W krótkim czasie na Netflixie pojawiły się dwa bardzo dobre seriale japoński i koreański .Sweet Home świetna adaptacja mangi i mimo czasami groteskowych przerysowanych klimatów ogląda się to znakomicie . Dużo różnych odjechanych potworów , wszystko stoi na wysokim poziomie. Znów muszę stwierdzić że azjatyckie kino rządzi. Polecam 8/10
Wait wszytko stoi na wysokim poziomie? Te potwóry często kompletnie sięnie udawały a CGI raziło w oczy. Większość postaci które zostały rozwinięte porzegnaliśmy w 3 ostatnich odcinkach zostawiając z 3-4 rozwinięte postacie a reszta randomy które tam z nimi siedziały. No i jeszcze kwestia soundtruck puszczanie Warriors na potęge tylko obrzydza tą piosenkę a oprócz niej pojaiwły się jeszcze chyba z 2 inne. Chłopczyk co chwile płakał bez powodu i było to mocno akcentowane plus niektóre z ich emocji mocno przerysowane ja wiem że taka jest kultura u nich i często to się spotyka ale w porównaniu z Alice in Bordeland to naprawdę te emocje przekraczły za bardzo tą granice
Mi emocje z koreańskich filmów bardziej podchodzą niż estetyka japońska. Japonia jest jakas taka bardziej...infantylna? Korea za to dramatyczna. Ale mimo wszystko Alice in Borderland przerwałam w połowie 1 odcinka, Sweet Home wciagnelam w 3 dni (i to tylko dlatego, że się hamowałam w ogladaniu :D).
Ja mam podobne odczucia. Alice co prawda jeszcze nie widziałam, jedynie jakieś urywki, ale aktorsko Japończycy jacyś dziwni są. Co do Koreańczyków też się zgadzam, grają bardziej dramatycznie, ja akurat to lubię. A tutaj miałam wrażenie, że nie oglądam dramy, tylko film. Zupełnie inny vibe. Aktorzy mogli się wykazać. Sposób prowadzenia kamery, ujęcia, te częste zbliżenia na twarze... No, pięknie to im wyszło. Aż jestem w szoku.
czytając takie komentarze zastanawiam się jaki serial oglądaliście, bo na pewno nie Sweet Home :).....
Może pozwólmy każdemu mieć swoje własne zdanie i nie róbmy z siebie jakichś guru w temacie? Tobie się mogło nie podobać, inni mogli być zachwyceni. Co ci do tego?
dziwie się. najzwyklejsze zdziwienie jak można patrzeć na te same rzeczy i widzieć tak różne rzeczy :).

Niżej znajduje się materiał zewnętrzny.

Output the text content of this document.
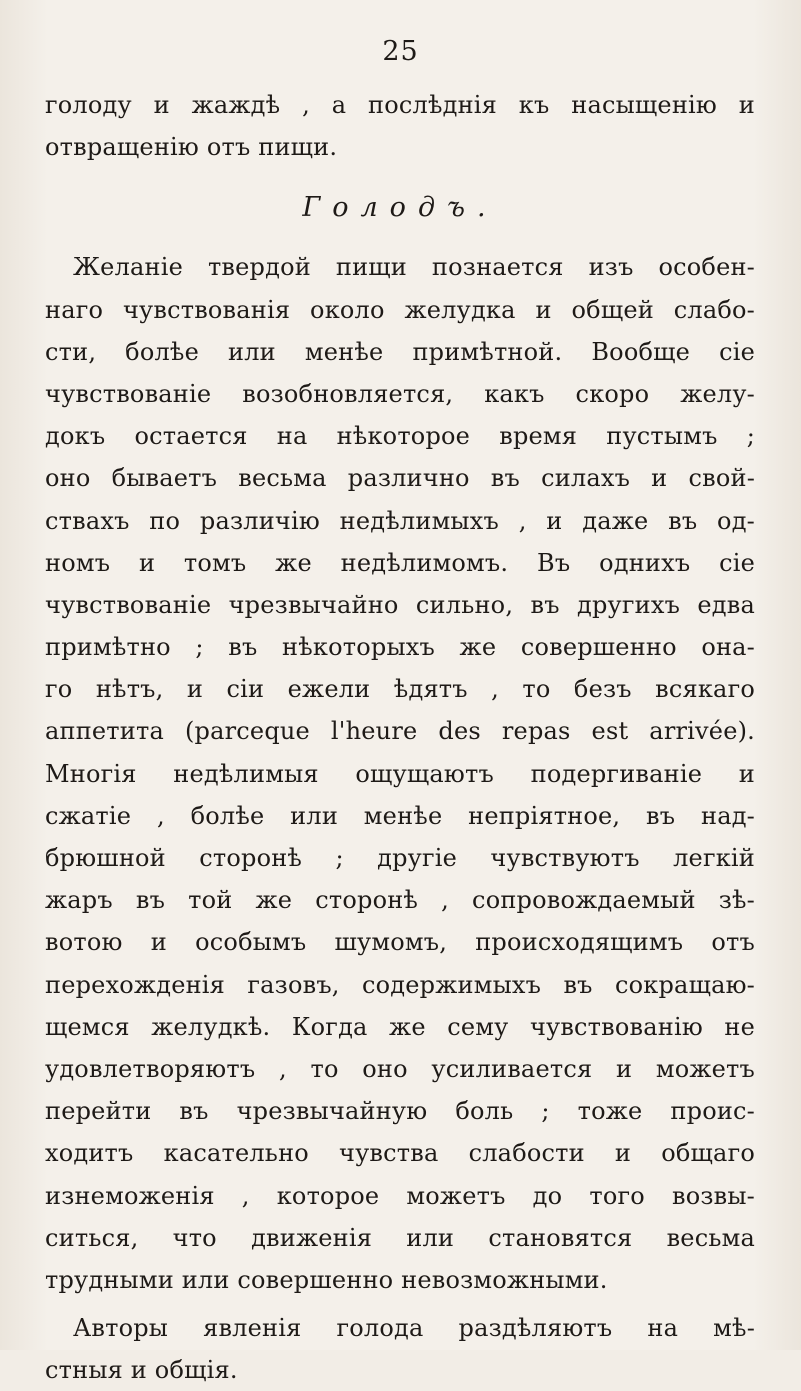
25
голоду и жаждѣ , а послѣднія къ насыщенію и
отвращенію отъ пищи.
Голодъ.
Желаніе твердой пищи познается изъ особен-
наго чувствованія около желудка и общей слабо-
сти, болѣе или менѣе примѣтной. Вообще сіе
чувствованіе возобновляется, какъ скоро желу-
докъ остается на нѣкоторое время пустымъ ;
оно бываетъ весьма различно въ силахъ и свой-
ствахъ по различію недѣлимыхъ , и даже въ од-
номъ и томъ же недѣлимомъ. Въ однихъ сіе
чувствованіе чрезвычайно сильно, въ другихъ едва
примѣтно ; въ нѣкоторыхъ же совершенно она-
го нѣтъ, и сіи ежели ѣдятъ , то безъ всякаго
аппетита (parceque l'heure des repas est arrivée).
Многія недѣлимыя ощущаютъ подергиваніе и
сжатіе , болѣе или менѣе непріятное, въ над-
брюшной сторонѣ ; другіе чувствуютъ легкій
жаръ въ той же сторонѣ , сопровождаемый зѣ-
вотою и особымъ шумомъ, происходящимъ отъ
перехожденія газовъ, содержимыхъ въ сокращаю-
щемся желудкѣ. Когда же сему чувствованію не
удовлетворяютъ , то оно усиливается и можетъ
перейти въ чрезвычайную боль ; тоже проис-
ходитъ касательно чувства слабости и общаго
изнеможенія , которое можетъ до того возвы-
ситься, что движенія или становятся весьма
трудными или совершенно невозможными.
Авторы явленія голода раздѣляютъ на мѣ-
стныя и общія.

Normalnie. Chyba, że powinienem się zdziwić, że Ci się serial nie podobał skoro mi się podobał i zapytać czy jesteś jakimś infantylnym debilem czy coś? Jak myślisz?
A ten drugi japoński to jaki serial ? Bo te. Wlasnie skończyłem oglądać i jest odjechany mam nadzieję że będzie szybki drugi sezon
Raczej nie warto dyskutować o guście. Przyczepić się chcę tylko do zdania "świetna adaptacja mangi", bo widzę nikt nie zwrócił na to uwagi. Z mangą (a raczej manhwą) ma to tyle wspólnego, że dostajemy tylko to samo miejsce akcji i kilka identico scen z potworami. Reżyser totalnie minął się z sensem i przeleciał tylko obrazki na których były potworki.
Czekam aż skończy się na 5 równie słabych sezonach, bo przecież trzeba na czymś robić pieniążki
Jak najbardziej to tylko moja ocena serialu . Nie jestem specjalistą od mangi (manhwy) ale jeśli tak ma wyglądać 5 słabych sezonów to z przyjemnością je obejrzę bo i tak będą lepsze od 80 procent chłamu jakimi karmią nas serwisy VOD.
Jestem na 3 odcinku i jak na razie czuję że dostałem to czego szukałem, porąbnaych potworów z dziwnymi (specyficznymi to chyba lepsze słowo) postaciami zapakowanych w klimatyczny serial. Niech w następnych sezonach o ile będą urozmaicą troche ścieżkę muzyczną bo Warriors mimo że przyjemne to już pojawiło się o raz za dużo.